平成28年11月29日(火)~平成29年1月15日(日)
企画展「招福 吉祥のかたち」を見ました。
一番好きだったのが、奥原晴湖の「富貴飛燕、芙蓉翡翠」明治28年 茨城県近代美術館蔵。
この企画展に奥原晴湖があるとは知らずに入ったのですが、たまたま少し前に晴湖についての文献を目にしていました。茨城県の小学生が授業で使用する『輝く茨城の先人たち』【発行元 茨城県生活環境部生活文化課】に載っていたもの。
茨城県古河藩大番頭の娘で『明治時代に活躍した女流画家』。一番印象に残ったのは彼女の強烈な個性。

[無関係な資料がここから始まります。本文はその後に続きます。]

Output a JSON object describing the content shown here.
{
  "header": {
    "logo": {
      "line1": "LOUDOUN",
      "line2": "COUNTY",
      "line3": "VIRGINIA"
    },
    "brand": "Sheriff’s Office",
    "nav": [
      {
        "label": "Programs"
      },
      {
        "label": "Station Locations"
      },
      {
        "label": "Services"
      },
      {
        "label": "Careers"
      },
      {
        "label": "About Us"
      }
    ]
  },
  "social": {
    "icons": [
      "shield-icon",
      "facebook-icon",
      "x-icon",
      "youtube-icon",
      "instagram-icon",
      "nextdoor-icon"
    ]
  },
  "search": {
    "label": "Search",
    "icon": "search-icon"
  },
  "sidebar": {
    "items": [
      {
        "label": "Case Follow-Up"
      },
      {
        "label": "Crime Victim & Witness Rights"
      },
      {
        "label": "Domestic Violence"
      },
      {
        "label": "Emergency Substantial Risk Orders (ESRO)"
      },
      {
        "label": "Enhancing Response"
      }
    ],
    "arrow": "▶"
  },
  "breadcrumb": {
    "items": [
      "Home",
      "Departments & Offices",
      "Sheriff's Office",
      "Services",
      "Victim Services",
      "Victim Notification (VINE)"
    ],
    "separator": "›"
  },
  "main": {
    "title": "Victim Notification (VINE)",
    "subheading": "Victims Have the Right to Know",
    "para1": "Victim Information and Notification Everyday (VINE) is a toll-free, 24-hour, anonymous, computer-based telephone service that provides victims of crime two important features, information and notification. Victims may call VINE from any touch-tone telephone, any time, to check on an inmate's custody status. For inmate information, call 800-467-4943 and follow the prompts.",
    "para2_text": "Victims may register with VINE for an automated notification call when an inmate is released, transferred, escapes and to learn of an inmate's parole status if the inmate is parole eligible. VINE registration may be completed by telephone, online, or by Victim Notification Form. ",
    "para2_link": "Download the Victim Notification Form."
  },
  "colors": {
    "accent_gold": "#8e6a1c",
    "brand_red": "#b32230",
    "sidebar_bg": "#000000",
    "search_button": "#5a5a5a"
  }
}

“晴湖は「女だてらに…。」とか「女だから…。」という考え方が大きらいでした。そして筋の通らないことには相手がどんなに大人物であっても、ガンとして応じなかったといわれています。明治4年に「断髪令」がでて、男性が髪を切り、ザンギリ頭になったことに対して、晴湖もまた黒髪をバッサリと断ち切り、ザンギリ頭になります。それ以降の晴湖は、一生ザンギリ頭で通し、身なりも男のような格好をしていました。
明治5年のことです。皇后陛下のお召しにより、御前揮毫(皇后の前で作品を書くこと)をすることになりました。一礼をした晴湖は、ゆうゆうと筆を動かし、見事な梅の図を描きあげたといわれています。”
この文章と、ちょっとむっつりとした様子の顔写真を見ていたので、「どんな絵を描く人なんだろう」と思っていました。
そして思いがけず見ることができた「富貴飛燕、芙蓉翡翠」(明治28年)。
第一印象は「あったかい」!
日本画(晴湖は『南画』だそうですが)というと、静謐で冷たくて無音、静止した絵というイメージがあり、実際、晴湖の周りに並んでいる日本画たちは、張り詰めた空気と静けさを感じさせていました。
なのに、晴湖の絵と詩(画賛と呼ばれる漢詩)を見ていると、南のぽかぽかとした暖かい陽気を感じて、鳥たちの囀りが聞こえるようで、とにかく体感温度が高い。
詩の内容もいい。
『富貴飛燕』(左側)花柳満江南 江村暖靄含 茅堂新燕子 終日話喃ヽ
「春の花が咲き新しい燕の夫婦が一日中おしゃべりをしています」(こちらから引用)富貴とは牡丹のこと。燕の鳴き声は、暖かな春靄がかかった村の中に聴覚を刺激するものとして登場しており、画賛の中でも印象深い。(こちらから引用)
『芙蓉翡翠』(右側)十里豈辞遠 芙蓉紅映池 村荘聯幾榻 秋半正佳時
芙蓉と翡翠(かわせみ)。「十里も離れた土地に、秋の花芙蓉が咲いたと聞いたので、遠いのも苦にせずに見に行きましょう」
南画は、中国の文人たちが描いた文人画を継承していて、文人=支配層です。余裕のある暮らしの中で、毎日風流な物事にアンテナを張っていたんだろうなあ。そんな南画家の晴湖の作品からは、陽だまりのぽかぽかした心地良さが伝わってきます。
ただ、この記事のためにいろいろ調べていたら、若い時は売れっ子だった晴湖が、南画批判以降落ち目になり、東京から熊谷へ引っ越してからは画風もガラッと変わったと知りました。今回見た「富貴飛燕、芙蓉翡翠」は引っ越した後の作品(59歳)です。でも、辛酸をなめた人の絵とは思えません。むしろ、売れっ子だった時は門下生300人で忙しすぎたんじゃないかな。その頃の作品はネットで検索して見ただけですが、『粗野』と評されていました。現在の晴湖は評価も低く、作品によるのでしょうが、安い値がついているようです。
小学生に配られる『輝く茨城の先人たち』には、南画が落ち目になった以降のことには触れられていません。「輝く先人」が落ち目になった後、すばらしい作品を描いたことを知って、私はますます晴湖が好きになりました。子供たちにも伝えたい。
ザンギリ頭で「男性に交じって堂々と生きた晴湖は、明治の美術界の女傑といわれるのにふさわしい」。そういうイメージで捉えられてきた女性が、とってもあったかくてぽかぽかしてくる絵を描く方だとわかりました。